= Cyril Samuel Townsend =

Royal Navy Admiral (1875–1949)

Admiral Cyril Samuel Townsend (28 June 1875 – 31 March 1949) was a Royal Navy officer. He saw service during the First World War and later headed the British naval mission to Greece.

== Biography ==

=== Early life and career ===
In 1906, Townsend was appointed to the Royal Naval Barracks, Portsmouth to reorganize its disciplinary system after a high-profile disciplinary incident where the "on the knee" order was given, leading to a mutiny by hundreds of strokers and ratings. From 1913 to 1914 he commanded the Royal Naval War College.

=== First World War ===
During the First World War, Townsend saw active service during the Gallipoli Campaign, during which he was beachmaster at 'W Beach' during the Landing at Cape Helles in 1915.

He was appointed a Companion of the Order of St Michael and St George "in recognition of valuable services rendered during the War" in 1918; the appointment was later cancelled and replaced with an appointment as a Companion of the Order of the Bath the same year.

After the war, Townsend was the commander of the Gunnery School at Chatham until 1921. He was appointed naval aide-de-camp to the King in 1923 and was promoted to rear-admiral in 1924.

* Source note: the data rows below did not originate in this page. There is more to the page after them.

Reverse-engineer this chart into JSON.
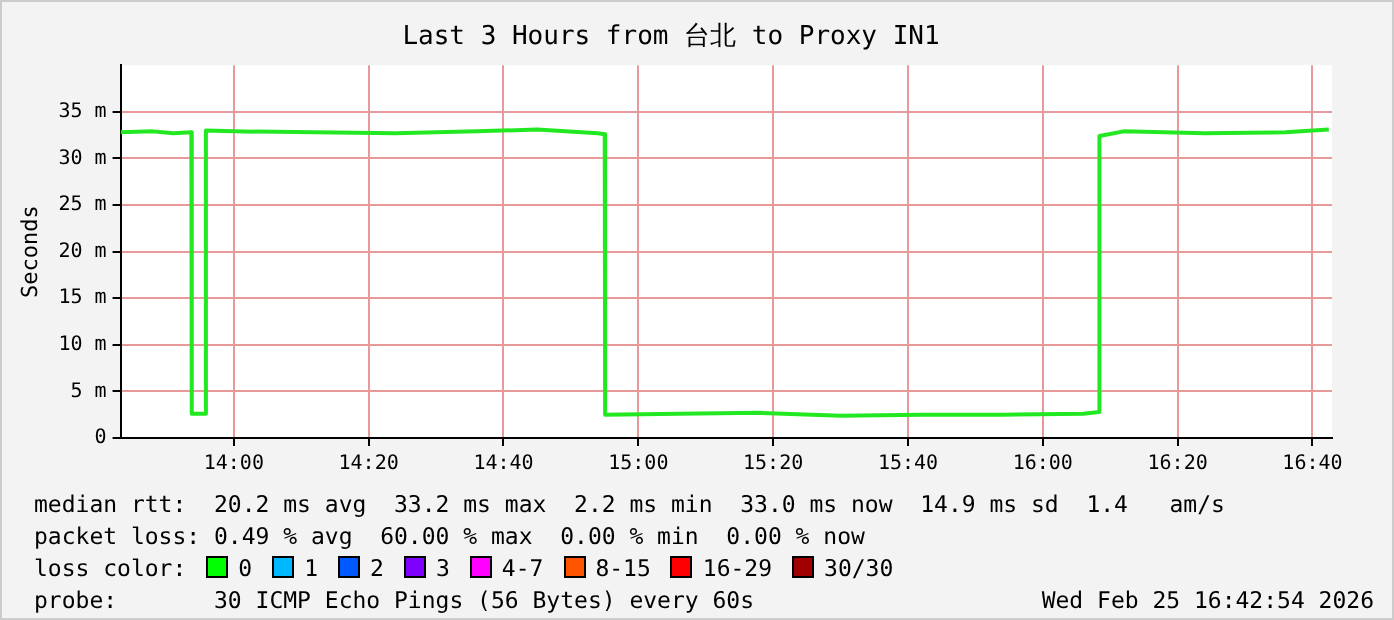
{
  "chart_data": {
    "type": "line",
    "title": "Last 3 Hours from 台北 to Proxy IN1",
    "ylabel": "Seconds",
    "x": [
      13.72,
      13.8,
      13.85,
      13.895,
      13.896,
      13.93,
      13.931,
      14.0,
      14.2,
      14.4,
      14.6,
      14.75,
      14.9,
      14.917,
      14.918,
      15.1,
      15.3,
      15.5,
      15.7,
      15.9,
      16.1,
      16.139,
      16.14,
      16.2,
      16.4,
      16.6,
      16.707
    ],
    "series": [
      {
        "color": "#22e822",
        "values": [
          32.8,
          32.9,
          32.7,
          32.8,
          2.6,
          2.6,
          33.0,
          32.9,
          32.8,
          32.7,
          32.9,
          33.1,
          32.7,
          32.6,
          2.5,
          2.6,
          2.7,
          2.4,
          2.5,
          2.5,
          2.6,
          2.8,
          32.4,
          32.9,
          32.7,
          32.8,
          33.1
        ]
      }
    ],
    "xlim": [
      13.72,
      16.715
    ],
    "xticks": [
      {
        "value": 14,
        "label": "14:00"
      },
      {
        "value": 14.3333,
        "label": "14:20"
      },
      {
        "value": 14.6667,
        "label": "14:40"
      },
      {
        "value": 15,
        "label": "15:00"
      },
      {
        "value": 15.3333,
        "label": "15:20"
      },
      {
        "value": 15.6667,
        "label": "15:40"
      },
      {
        "value": 16,
        "label": "16:00"
      },
      {
        "value": 16.3333,
        "label": "16:20"
      },
      {
        "value": 16.6667,
        "label": "16:40"
      }
    ],
    "ylim": [
      0,
      40
    ],
    "yticks": [
      0,
      {
        "value": 5,
        "label": "5 m"
      },
      {
        "value": 10,
        "label": "10 m"
      },
      {
        "value": 15,
        "label": "15 m"
      },
      {
        "value": 20,
        "label": "20 m"
      },
      {
        "value": 25,
        "label": "25 m"
      },
      {
        "value": 30,
        "label": "30 m"
      },
      {
        "value": 35,
        "label": "35 m"
      }
    ],
    "grid": true,
    "legend": false,
    "marker": "none",
    "line_style": "solid",
    "annotations": [
      "median rtt:  20.2 ms avg  33.2 ms max  2.2 ms min  33.0 ms now  14.9 ms sd  1.4   am/s",
      "packet loss: 0.49 % avg  60.00 % max  0.00 % min  0.00 % now",
      "loss color:",
      "0",
      "1",
      "2",
      "3",
      "4-7",
      "8-15",
      "16-29",
      "30/30",
      "probe:       30 ICMP Echo Pings (56 Bytes) every 60s",
      "Wed Feb 25 16:42:54 2026"
    ]
  }
}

=== British Naval Mission to Greece ===
In 1925, Townsend was appointed head of the British naval mission to Greece, with the rank of vice-admiral in the Greek Navy. Townsend's main mission was to implement a scheme for naval training devised by Vice-Admiral Sir Richard Webb. The mission expanded technical and tactical training, and opened a naval staff college.

The mission fell afoul of Greek politics and was terminated in May 1926 ostensibly on grounds of economy, the dictator Theodoros Pangalos having declared that Greece could no longer afford foreign naval missions. Townsend left in June; it was noted at the time that he was not afforded the courtesies due to his rank when he departed and that no other foreign naval mission was asked to leave the country. However, decorations were bestowed to members of the mission later on. Townsend was himself appointed Grand Commander of the Order of the Redeemer.

=== Later career ===
From 1927 to 1929, Townsend was Rear Admiral in Charge, Gibraltar, and Admiral-Superintendent, Gibraltar Dockyard. In 1928, he presided over the court-martial of Captain K. G. B. Dewar. He retired in 1929. He was promoted to admiral on the retired list in 1933.